Sauf qu'en 2016, alors qu'elle a 14 ans et qu'elle pratique de l'équitation à côté, elle fait une mauvaise chute et se blesse au niveau du bassin. Verdict: elle ne peut plus pratiquer son sport principal durant deux mois. «Ça m'a paru être une éternité. C'est quand on perd quelque chose qu'on remarque ce que ça nous apporte», philosophe-t-elle. Et au-delà du plaisir de tirer, Audrey Gogniat se rend compte qu'elle a également perdu de la gestion de sa propre personne. Mais à l'époque, le niveau n'est pas encore là: «J'étais nulle, rigole-t-elle. Personne n'aurait misé cent sous sur moi.»
Le déclic en 2018
Deux ans plus tard, c'est le déclic: «Je décroche un titre de championne suisse junior et je me dis: 'Okay, là, il y a quelque chose à faire.'» Comment expliquer cette hausse de niveau impressionnante en quelque temps? «Je ne sais vraiment pas», répond-elle. Avec ces titres en poche et à 18 ans, Audrey Gogniat rejoint le cadre national. Et avec de l'ambition. «Lors d'une interview, je dis que j'ai envie de participer aux JO. On m'a rapidement fait comprendre après que je ne pouvais pas dire cela, qu'il y avait d'abord beaucoup d'étapes à franchir», explique la Jurassienne.
En 2021 et alors que cela fait à peine un an qu'Audrey Gogniat est à Bienne, sa coéquipière Nina Christen décroche deux médailles aux Jeux olympiques de Tokyo. «Mais à ce moment, dans ce groupe, je suis la toute petite. Je me sens un peu comme une intruse. Je suis timide et je voulais faire ma place, mais sans prendre celle de personne.» Heureusement pour elle, la tireuse jurassienne n'a pas besoin de le faire. Toutefois, le rêve olympique semble encore loin pour elle. «À cette époque, je me projette à 2028, 2032, voire 2036. Mais en tout cas pas 2024.»
Et l'année 2022 lui donne presque raison. Les résultats aux Championnats d'Europe en Pologne ne sont pas bons. «Je me qualifie de justesse pour la deuxième phase mais je termine bonne dernière, avec un résultat médiocre», se souvient-elle. Sauf qu'à ce moment, elle sort de son école de recrue, durant laquelle elle a tiré durant 18 semaines. «Donc maintenant, je me suis dit que je devais me bouger les fesses.» Avec son coach, elle met en place un plan d'entraînement strict, qui, «au début était vraiment très dur».
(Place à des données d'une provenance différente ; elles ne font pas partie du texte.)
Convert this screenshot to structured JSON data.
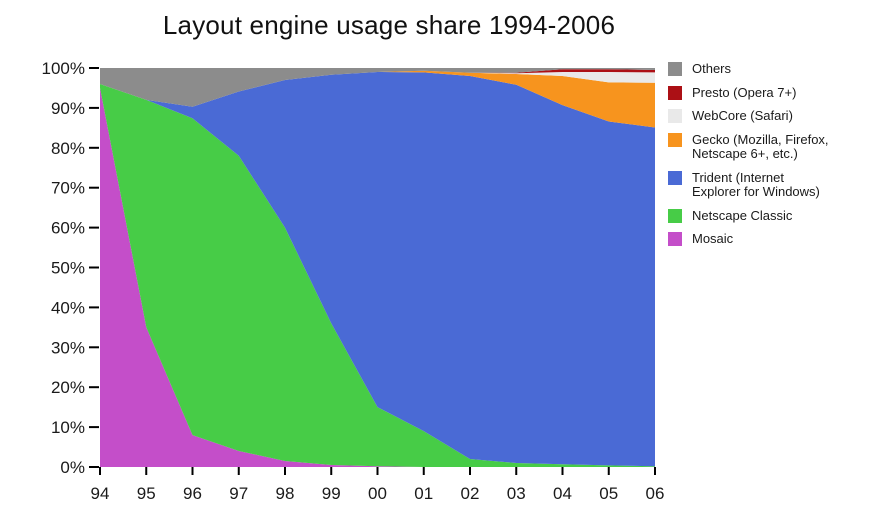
{
  "chart_data": {
    "type": "area",
    "stacked": true,
    "title": "Layout engine usage share 1994-2006",
    "xlabel": "",
    "ylabel": "",
    "ylim": [
      0,
      100
    ],
    "unit": "%",
    "grid": false,
    "legend_position": "right",
    "x_labels": [
      "94",
      "95",
      "96",
      "97",
      "98",
      "99",
      "00",
      "01",
      "02",
      "03",
      "04",
      "05",
      "06"
    ],
    "y_tick_labels": [
      "0%",
      "10%",
      "20%",
      "30%",
      "40%",
      "50%",
      "60%",
      "70%",
      "80%",
      "90%",
      "100%"
    ],
    "series": [
      {
        "name": "Mosaic",
        "color": "#C44EC9",
        "values": [
          95,
          35,
          8,
          4,
          1.5,
          0.5,
          0.2,
          0,
          0,
          0,
          0,
          0,
          0
        ]
      },
      {
        "name": "Netscape Classic",
        "color": "#47CC47",
        "values": [
          1,
          57,
          79.4,
          74,
          58.5,
          35.5,
          14.8,
          9,
          2,
          1,
          0.7,
          0.4,
          0.2
        ]
      },
      {
        "name": "Trident (Internet Explorer for Windows)",
        "color": "#4A6AD5",
        "values": [
          0,
          0,
          2.9,
          16.1,
          37,
          62.3,
          84,
          89.9,
          96,
          94.8,
          90,
          86.2,
          84.9
        ]
      },
      {
        "name": "Gecko (Mozilla, Firefox, Netscape 6+, etc.)",
        "color": "#F7941E",
        "values": [
          0,
          0,
          0,
          0,
          0,
          0,
          0,
          0.4,
          0.8,
          2.7,
          7.3,
          9.8,
          11.2
        ]
      },
      {
        "name": "WebCore (Safari)",
        "color": "#E9E9E9",
        "values": [
          0,
          0,
          0,
          0,
          0,
          0,
          0,
          0,
          0,
          0.2,
          1,
          2.6,
          2.6
        ]
      },
      {
        "name": "Presto (Opera 7+)",
        "color": "#AC1015",
        "values": [
          0,
          0,
          0,
          0,
          0,
          0,
          0,
          0,
          0,
          0.1,
          0.7,
          0.7,
          0.6
        ]
      },
      {
        "name": "Others",
        "color": "#8C8C8C",
        "values": [
          4,
          8,
          9.7,
          5.9,
          3,
          1.7,
          1,
          0.7,
          1.2,
          1.2,
          0.3,
          0.3,
          0.5
        ]
      }
    ],
    "legend": [
      {
        "label": "Others",
        "lines": [
          "Others"
        ],
        "color": "#8C8C8C"
      },
      {
        "label": "Presto (Opera 7+)",
        "lines": [
          "Presto (Opera 7+)"
        ],
        "color": "#AC1015"
      },
      {
        "label": "WebCore (Safari)",
        "lines": [
          "WebCore (Safari)"
        ],
        "color": "#E9E9E9"
      },
      {
        "label": "Gecko (Mozilla, Firefox, Netscape 6+, etc.)",
        "lines": [
          "Gecko (Mozilla, Firefox,",
          "Netscape 6+, etc.)"
        ],
        "color": "#F7941E"
      },
      {
        "label": "Trident (Internet Explorer for Windows)",
        "lines": [
          "Trident (Internet",
          "Explorer for Windows)"
        ],
        "color": "#4A6AD5"
      },
      {
        "label": "Netscape Classic",
        "lines": [
          "Netscape Classic"
        ],
        "color": "#47CC47"
      },
      {
        "label": "Mosaic",
        "lines": [
          "Mosaic"
        ],
        "color": "#C44EC9"
      }
    ],
    "text_color": "#1a1a1a",
    "tick_color": "#000000",
    "background": "#ffffff"
  }
}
«Une fierté pour ma famille»
Mais les efforts paient et en août 2023, aux Mondiaux de Bakou, elle est à un seul tir de décrocher un ticket olympique: «J'arrive à rester dans ma bulle et je me dis juste que si j'arrive à faire ce coup, je pourrai tout faire dans la vie.» Elle y parvient et se qualifie donc pour les Jeux de Paris cet été. «J'y vais dans le but de donner le meilleur de moi-même et de ne rien lâcher jusqu'au bout», promet-elle.
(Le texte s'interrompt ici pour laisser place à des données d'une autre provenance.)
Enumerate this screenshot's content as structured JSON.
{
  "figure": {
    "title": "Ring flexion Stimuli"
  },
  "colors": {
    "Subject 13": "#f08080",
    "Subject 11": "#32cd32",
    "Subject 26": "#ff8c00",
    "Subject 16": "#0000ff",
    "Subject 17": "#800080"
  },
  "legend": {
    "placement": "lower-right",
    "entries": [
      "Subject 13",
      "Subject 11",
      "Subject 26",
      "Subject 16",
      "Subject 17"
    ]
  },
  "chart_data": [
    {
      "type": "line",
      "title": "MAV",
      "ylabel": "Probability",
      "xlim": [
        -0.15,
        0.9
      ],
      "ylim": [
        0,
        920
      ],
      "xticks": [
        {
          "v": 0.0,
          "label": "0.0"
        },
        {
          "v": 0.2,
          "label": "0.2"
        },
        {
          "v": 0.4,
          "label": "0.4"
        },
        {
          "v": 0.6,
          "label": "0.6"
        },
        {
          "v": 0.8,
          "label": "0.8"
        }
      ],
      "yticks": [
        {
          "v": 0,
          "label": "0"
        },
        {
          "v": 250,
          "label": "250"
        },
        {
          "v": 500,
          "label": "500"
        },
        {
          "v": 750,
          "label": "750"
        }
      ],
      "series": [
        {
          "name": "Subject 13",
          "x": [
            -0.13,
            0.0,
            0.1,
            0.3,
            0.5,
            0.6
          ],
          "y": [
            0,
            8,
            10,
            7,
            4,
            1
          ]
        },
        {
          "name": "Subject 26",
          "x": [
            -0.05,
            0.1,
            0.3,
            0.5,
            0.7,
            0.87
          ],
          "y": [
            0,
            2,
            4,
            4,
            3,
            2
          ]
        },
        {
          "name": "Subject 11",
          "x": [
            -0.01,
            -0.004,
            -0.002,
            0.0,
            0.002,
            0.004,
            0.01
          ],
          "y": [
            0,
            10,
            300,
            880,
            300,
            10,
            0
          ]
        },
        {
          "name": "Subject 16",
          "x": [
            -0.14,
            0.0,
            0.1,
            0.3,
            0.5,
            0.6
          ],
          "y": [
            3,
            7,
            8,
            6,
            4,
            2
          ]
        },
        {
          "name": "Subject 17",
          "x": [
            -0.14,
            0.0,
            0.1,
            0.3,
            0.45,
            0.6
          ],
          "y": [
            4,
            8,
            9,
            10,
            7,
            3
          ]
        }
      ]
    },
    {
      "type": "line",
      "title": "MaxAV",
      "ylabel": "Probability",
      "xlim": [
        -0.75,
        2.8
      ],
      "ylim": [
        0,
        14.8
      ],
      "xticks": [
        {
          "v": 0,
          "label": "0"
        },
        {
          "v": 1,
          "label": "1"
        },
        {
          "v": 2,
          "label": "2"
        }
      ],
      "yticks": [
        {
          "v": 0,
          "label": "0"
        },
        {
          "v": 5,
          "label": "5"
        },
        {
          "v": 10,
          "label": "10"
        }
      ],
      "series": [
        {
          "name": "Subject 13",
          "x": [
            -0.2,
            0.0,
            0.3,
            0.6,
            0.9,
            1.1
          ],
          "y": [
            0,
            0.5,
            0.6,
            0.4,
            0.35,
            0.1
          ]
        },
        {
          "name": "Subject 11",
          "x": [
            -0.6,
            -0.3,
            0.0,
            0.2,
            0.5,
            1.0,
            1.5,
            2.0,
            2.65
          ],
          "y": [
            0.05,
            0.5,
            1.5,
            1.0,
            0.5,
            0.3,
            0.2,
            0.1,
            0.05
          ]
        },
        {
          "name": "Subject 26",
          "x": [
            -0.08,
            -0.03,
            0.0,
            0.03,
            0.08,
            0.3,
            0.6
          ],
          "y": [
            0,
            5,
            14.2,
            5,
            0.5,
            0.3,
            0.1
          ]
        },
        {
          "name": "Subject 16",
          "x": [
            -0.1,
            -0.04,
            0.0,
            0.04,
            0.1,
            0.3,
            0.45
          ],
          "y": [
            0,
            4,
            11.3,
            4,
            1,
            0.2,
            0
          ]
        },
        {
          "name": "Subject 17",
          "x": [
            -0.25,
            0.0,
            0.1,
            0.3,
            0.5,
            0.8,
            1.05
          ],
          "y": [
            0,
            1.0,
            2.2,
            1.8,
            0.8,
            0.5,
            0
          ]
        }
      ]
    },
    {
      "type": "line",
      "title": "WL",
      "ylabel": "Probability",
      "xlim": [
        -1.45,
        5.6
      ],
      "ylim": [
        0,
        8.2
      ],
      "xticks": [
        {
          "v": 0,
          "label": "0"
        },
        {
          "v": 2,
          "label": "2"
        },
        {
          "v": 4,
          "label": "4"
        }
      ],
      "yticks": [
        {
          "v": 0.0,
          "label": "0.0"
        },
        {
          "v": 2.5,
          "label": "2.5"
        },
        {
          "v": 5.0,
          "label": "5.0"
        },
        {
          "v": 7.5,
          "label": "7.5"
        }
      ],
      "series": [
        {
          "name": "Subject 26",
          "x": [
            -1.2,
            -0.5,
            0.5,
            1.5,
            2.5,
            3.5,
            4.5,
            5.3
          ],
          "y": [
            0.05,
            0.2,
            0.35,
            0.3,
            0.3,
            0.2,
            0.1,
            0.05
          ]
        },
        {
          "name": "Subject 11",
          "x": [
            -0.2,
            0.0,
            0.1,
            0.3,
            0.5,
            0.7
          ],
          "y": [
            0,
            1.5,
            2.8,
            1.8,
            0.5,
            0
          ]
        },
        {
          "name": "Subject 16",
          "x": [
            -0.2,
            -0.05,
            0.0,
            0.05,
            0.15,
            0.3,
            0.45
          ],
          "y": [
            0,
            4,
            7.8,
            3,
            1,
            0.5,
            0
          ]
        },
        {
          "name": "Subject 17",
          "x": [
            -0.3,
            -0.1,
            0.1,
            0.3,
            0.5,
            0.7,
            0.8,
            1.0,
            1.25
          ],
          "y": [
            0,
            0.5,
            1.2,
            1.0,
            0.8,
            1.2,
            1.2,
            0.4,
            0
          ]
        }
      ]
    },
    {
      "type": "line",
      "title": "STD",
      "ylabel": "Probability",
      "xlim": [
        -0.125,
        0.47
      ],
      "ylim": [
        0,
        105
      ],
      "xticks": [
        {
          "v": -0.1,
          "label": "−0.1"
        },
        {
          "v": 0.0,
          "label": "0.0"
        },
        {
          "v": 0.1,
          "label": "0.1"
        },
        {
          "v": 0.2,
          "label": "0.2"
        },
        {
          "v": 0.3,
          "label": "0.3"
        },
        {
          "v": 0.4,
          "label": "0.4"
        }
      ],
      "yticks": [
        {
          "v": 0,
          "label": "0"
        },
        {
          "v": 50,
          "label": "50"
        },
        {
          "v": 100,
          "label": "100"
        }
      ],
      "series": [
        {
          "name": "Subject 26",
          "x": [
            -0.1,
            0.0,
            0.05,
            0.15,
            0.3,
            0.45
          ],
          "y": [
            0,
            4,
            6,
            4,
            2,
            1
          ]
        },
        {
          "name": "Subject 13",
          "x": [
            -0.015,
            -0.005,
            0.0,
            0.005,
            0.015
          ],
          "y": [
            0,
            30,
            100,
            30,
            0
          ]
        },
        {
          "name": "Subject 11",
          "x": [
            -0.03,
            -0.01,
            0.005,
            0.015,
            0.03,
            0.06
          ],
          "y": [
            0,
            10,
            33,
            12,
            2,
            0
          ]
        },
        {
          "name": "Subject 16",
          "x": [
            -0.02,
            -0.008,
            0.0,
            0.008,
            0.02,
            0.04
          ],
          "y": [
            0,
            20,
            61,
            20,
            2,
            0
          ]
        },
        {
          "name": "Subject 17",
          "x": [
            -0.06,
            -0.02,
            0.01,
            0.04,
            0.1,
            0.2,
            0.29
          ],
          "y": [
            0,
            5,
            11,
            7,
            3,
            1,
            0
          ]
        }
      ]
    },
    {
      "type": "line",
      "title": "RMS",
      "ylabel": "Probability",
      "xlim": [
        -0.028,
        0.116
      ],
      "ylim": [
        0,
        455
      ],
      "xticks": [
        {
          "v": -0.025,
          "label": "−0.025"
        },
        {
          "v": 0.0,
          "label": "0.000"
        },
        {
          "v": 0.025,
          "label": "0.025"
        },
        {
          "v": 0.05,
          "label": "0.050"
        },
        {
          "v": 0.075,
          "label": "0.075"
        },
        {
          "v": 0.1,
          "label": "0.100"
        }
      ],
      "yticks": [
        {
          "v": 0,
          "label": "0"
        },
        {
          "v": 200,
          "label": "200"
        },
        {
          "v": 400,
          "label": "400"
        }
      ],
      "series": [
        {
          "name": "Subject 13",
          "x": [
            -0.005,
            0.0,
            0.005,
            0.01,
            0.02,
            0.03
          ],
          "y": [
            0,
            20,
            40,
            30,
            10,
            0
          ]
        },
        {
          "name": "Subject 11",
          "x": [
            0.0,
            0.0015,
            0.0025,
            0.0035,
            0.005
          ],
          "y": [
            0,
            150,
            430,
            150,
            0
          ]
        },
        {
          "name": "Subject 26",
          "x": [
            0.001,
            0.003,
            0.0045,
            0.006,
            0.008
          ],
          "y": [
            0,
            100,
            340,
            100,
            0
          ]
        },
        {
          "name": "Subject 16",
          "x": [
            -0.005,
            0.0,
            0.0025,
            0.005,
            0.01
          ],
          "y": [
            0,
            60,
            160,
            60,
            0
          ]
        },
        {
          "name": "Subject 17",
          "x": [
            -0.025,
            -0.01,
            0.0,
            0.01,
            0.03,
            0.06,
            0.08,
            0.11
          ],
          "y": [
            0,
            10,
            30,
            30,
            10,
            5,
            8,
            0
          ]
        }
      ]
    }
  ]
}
Ancien tireur, son papa sera présent dans les tribunes sur le site de Châteauroux pour encourager sa protégée, en compagnie de la grande sœur d'Audrey. «Il sait par quoi je suis passée pour y arriver et forcément, c'est une fierté pour ma famille que j'aille aux Jeux», lâche-t-elle. Sans oublier un dernier mot – en français – pour sa maman, «qu'il ne faut pas oublier même si elle ne fait pas de tir». Avant de devoir à nouveau parler principalement allemand jusqu'aux JO de Paris.